The actual performance began with dimmed lights and an introduction of the eighteen odor “characters,” whose names were projected on a screen as we experienced their sound-and-scent signatures. With names like Absolute Zero, Meretricious Green, and Shiny Steel, the characters were concepts more than persons. The smells were strange and abstract—deliberately so. Laudamiel wanted the audience to focus on the interplay of scent and sound, and not get side-tracked with guessing the smells or puzzling out their mental associations. Most odors were intellectualized variants of perfumery’s “green”. Meretricious Green resembled tobacco leaf wrapper; Funky Green Imposter had an edamame note; another (I forget which) had the ersatz fruitiness of a Jolly Rancher.
After this prelude the house lights were doused, leaving the audience to their ears and noses for the next twenty minutes. Dubbed a “Scent Opera in Four Movements” (I know, I know, operas have scenes and acts, not movements), the libretto was even more conceptual than the scents. In the second movement, for example,
Earthly materials are forged to give rise to Base Metal which is soon modernized into flamboyance that hardens in Shiny Steel.And so on. The narrative was less a story than an excuse for smells to reappear in various sequences and combinations. And in any case, it was impossible to tell when one movement left off and the next began.

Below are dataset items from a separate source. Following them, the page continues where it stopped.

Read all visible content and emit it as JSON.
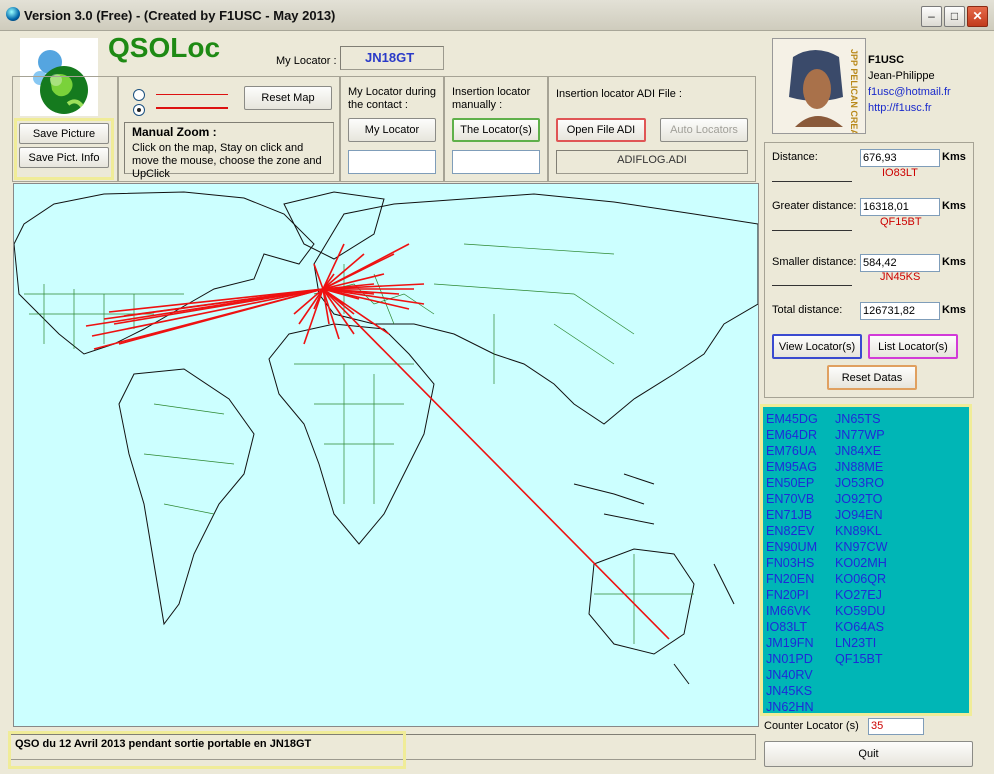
{
  "window": {
    "title": "Version 3.0 (Free) - (Created by F1USC - May 2013)"
  },
  "app": {
    "name": "QSOLoc"
  },
  "my_locator": {
    "label": "My Locator :",
    "value": "JN18GT"
  },
  "picture_buttons": {
    "save": "Save Picture",
    "save_info": "Save Pict. Info"
  },
  "map_controls": {
    "reset": "Reset Map",
    "zoom_title": "Manual Zoom :",
    "zoom_help": "Click on the map, Stay on click and move the mouse, choose the zone and UpClick"
  },
  "contact_locator": {
    "label": "My Locator during the contact :",
    "button": "My Locator",
    "value": ""
  },
  "manual_locator": {
    "label": "Insertion locator manually :",
    "button": "The Locator(s)",
    "value": ""
  },
  "adi": {
    "label": "Insertion locator ADI File :",
    "open_button": "Open File ADI",
    "auto_button": "Auto Locators",
    "file": "ADIFLOG.ADI"
  },
  "author": {
    "call": "F1USC",
    "name": "Jean-Philippe",
    "email": "f1usc@hotmail.fr",
    "url": "http://f1usc.fr",
    "photo_caption": "JPP PELICAN CREATIVE"
  },
  "stats": {
    "unit": "Kms",
    "distance": {
      "label": "Distance:",
      "value": "676,93",
      "locator": "IO83LT"
    },
    "greater": {
      "label": "Greater distance:",
      "value": "16318,01",
      "locator": "QF15BT"
    },
    "smaller": {
      "label": "Smaller distance:",
      "value": "584,42",
      "locator": "JN45KS"
    },
    "total": {
      "label": "Total distance:",
      "value": "126731,82"
    }
  },
  "action_buttons": {
    "view": "View Locator(s)",
    "list": "List Locator(s)",
    "reset": "Reset Datas",
    "quit": "Quit"
  },
  "locators_col1": [
    "EM45DG",
    "EM64DR",
    "EM76UA",
    "EM95AG",
    "EN50EP",
    "EN70VB",
    "EN71JB",
    "EN82EV",
    "EN90UM",
    "FN03HS",
    "FN20EN",
    "FN20PI",
    "IM66VK",
    "IO83LT",
    "JM19FN",
    "JN01PD",
    "JN40RV",
    "JN45KS",
    "JN62HN"
  ],
  "locators_col2": [
    "JN65TS",
    "JN77WP",
    "JN84XE",
    "JN88ME",
    "JO53RO",
    "JO92TO",
    "JO94EN",
    "KN89KL",
    "KN97CW",
    "KO02MH",
    "KO06QR",
    "KO27EJ",
    "KO59DU",
    "KO64AS",
    "LN23TI",
    "QF15BT"
  ],
  "counter": {
    "label": "Counter Locator (s)",
    "value": "35"
  },
  "comment": {
    "value": "QSO du 12 Avril 2013 pendant sortie portable en JN18GT"
  },
  "colors": {
    "map_sea": "#ccffff",
    "line": "#ee1111",
    "list_bg": "#00b6b6",
    "list_text": "#1e2ad8",
    "highlight": "#f0ec98"
  }
}
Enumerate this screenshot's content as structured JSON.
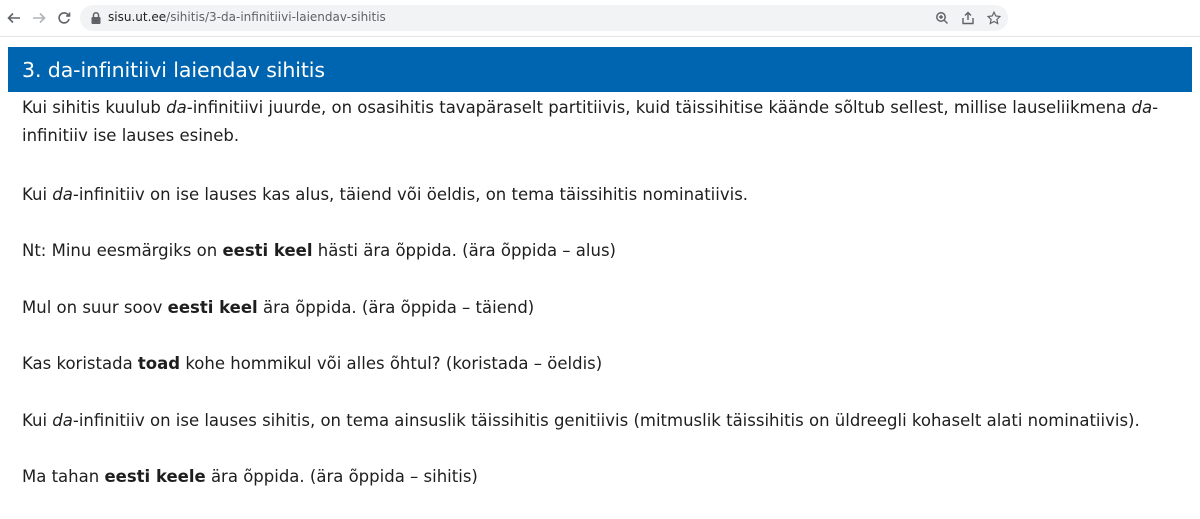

The experience, however, was totally compelling. The smells continuously evolved from the nozzle at an easy pace—smelling them took no effort, no special sniffing or hyperventilating. You sat and listened and the smells happened, one after another. Gradually you began to connect each one with its leitmotif—metallic piano notes cued the arrival of Shiny Steel, for example. Soon the characters interacted, and the score and the scents became correspondingly complex.
Some of the smells were off-putting—I saw a few heads in the audience snap back on delivery of one particularly unpleasant vinyl note. (Weirdly, five minutes into the piece my stomach began to growl, even though I’d had dinner a couple of hours earlier. I wasn’t the only one to experience this.)
At the conclusion of the piece, on-screen credits rolled as each character made a brief, scented “curtain call.” The audience was smiling and the mood was happy. It’s worth noting that despite a half hour of continuous scent delivery, there was no lingering background scent in the theater—a complete vindication of the Laube/Todd Smell-O-Vision style of technology. (AromaRama, as readers of my book know, was a less successful technology that dispersed scent through a theater’s air conditioning ducts, often leaving a cloud of smell behind.)
Scented theatrical performance has been around for a long time. Eugene Rimmel created a “perfume fountain” for musical numbers in London’s Alhambra theater in the 1860s. Stage directors of the realist school have been using smells on stage since the early 1900s. And people have been experimenting with scented movies since the earliest days of Hollywood. What’s clear from Green Aria is that an elegant scent technology in the hands of truly creative people can deliver an original, and beautiful, sensory performance that enlivens the mind as well as the senses.
P.S. Credit where credit is due: Firmenich (and not IFF, Laudamiel’s former employer), provided the scents. Engineering firm Fläkt Woods created the odor organ scent delivery system.
P.P.S. Kudos also to Thierry Mugler Parfums, the opera’s official sponsor, whose support made the entire production possible.